The research underscores the long-term consequences of peers’ genetic makeup on an individual’s risk for drug and alcohol use disorders, depression, and anxiety.

“Peers’ genetic predispositions for psychiatric and substance-use disorders are associated with an individual’s own risk of developing the same disorders in young adulthood,” said Jessica E. Salvatore, an associate professor of psychiatry at the Rutgers Robert Wood Johnson Medical School and the study’s lead author. “What our data exemplifies is the long reach of social genetic effects.”

This study delves into socio-genomics, the emerging field that explores the influence of one person’s genotype on another’s observable traits. To investigate this, Salvatore and her colleagues utilized Swedish national data to assess peer social genetic effects for several psychiatric disorders.

The anonymized database included over 1.5 million individuals born in Sweden between 1980 and 1998. Researchers mapped individuals by location and school during their teenage years and used medical, pharmacy, and legal registries to document substance use and mental health disorders in adulthood.

Models were employed to assess whether peers’ genetic predispositions could predict target individuals’ likelihood of experiencing substance abuse, major depression, and anxiety disorder in adulthood. Peers’ genetic predispositions were indexed with family genetic risk scores for the same conditions.

Even after controlling for target individuals’ own genetic predispositions and family socioeconomic factors, the researchers found a clear association between peers’ genetic predispositions and target individuals’ likelihood of developing a substance use or psychiatric disorder. The effects were stronger among school-based peers than geographically-defined peers.

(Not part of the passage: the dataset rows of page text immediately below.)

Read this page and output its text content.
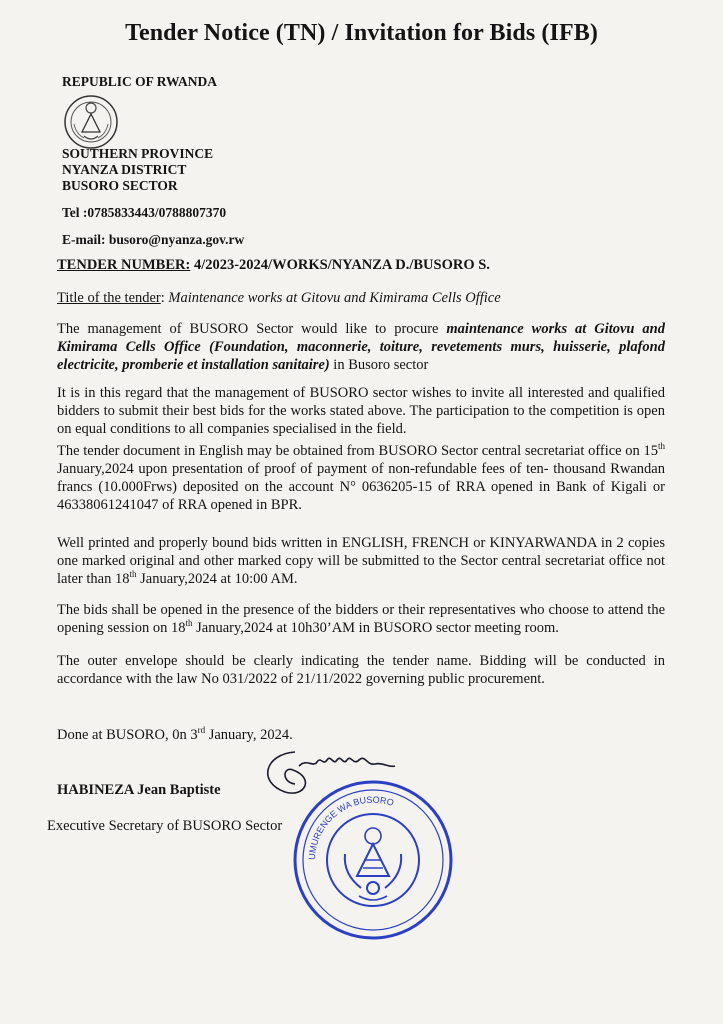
Tender Notice (TN) / Invitation for Bids (IFB)
REPUBLIC OF RWANDA
SOUTHERN PROVINCE
NYANZA DISTRICT
BUSORO SECTOR
Tel :0785833443/0788807370
E-mail: busoro@nyanza.gov.rw
TENDER NUMBER: 4/2023-2024/WORKS/NYANZA D./BUSORO S.
Title of the tender: Maintenance works at Gitovu and Kimirama Cells Office
The management of BUSORO Sector would like to procure maintenance works at Gitovu and Kimirama Cells Office (Foundation, maconnerie, toiture, revetements murs, huisserie, plafond electricite, promberie et installation sanitaire) in Busoro sector
It is in this regard that the management of BUSORO sector wishes to invite all interested and qualified bidders to submit their best bids for the works stated above. The participation to the competition is open on equal conditions to all companies specialised in the field.
The tender document in English may be obtained from BUSORO Sector central secretariat office on 15th January,2024 upon presentation of proof of payment of non-refundable fees of ten- thousand Rwandan francs (10.000Frws) deposited on the account N° 0636205-15 of RRA opened in Bank of Kigali or 46338061241047 of RRA opened in BPR.
Well printed and properly bound bids written in ENGLISH, FRENCH or KINYARWANDA in 2 copies one marked original and other marked copy will be submitted to the Sector central secretariat office not later than 18th January,2024 at 10:00 AM.
The bids shall be opened in the presence of the bidders or their representatives who choose to attend the opening session on 18th January,2024 at 10h30’AM in BUSORO sector meeting room.
The outer envelope should be clearly indicating the tender name. Bidding will be conducted in accordance with the law No 031/2022 of 21/11/2022 governing public procurement.
Done at BUSORO, 0n 3rd January, 2024.
UMURENGE WA BUSORO
HABINEZA Jean Baptiste
Executive Secretary of BUSORO Sector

Within school groups, the most pronounced effects were observed among upper secondary school classmates, particularly those in the same vocational or college-preparatory track between the ages of 16 and 19. Social genetic effects for school-based peers were greater for drug and alcohol use disorders than for major depression and anxiety disorder.

“The most obvious explanation for why peers’ genetic predispositions might be associated with our own well-being is that peers’ genetic predispositions influence their phenotype,” Salvatore said. “But in our analysis, we found that peers’ genetic predispositions were associated with target individuals’ likelihood of disorder even after we statistically controlled for whether peers were affected or unaffected.”

Salvatore emphasized the importance of network-based and social interventions to address these disorders. “Peer genetic influences have a very long reach,” she concluded.

This study highlights the critical need for understanding and addressing the complex interplay between genetics and social environments in the development of substance use and mental health disorders.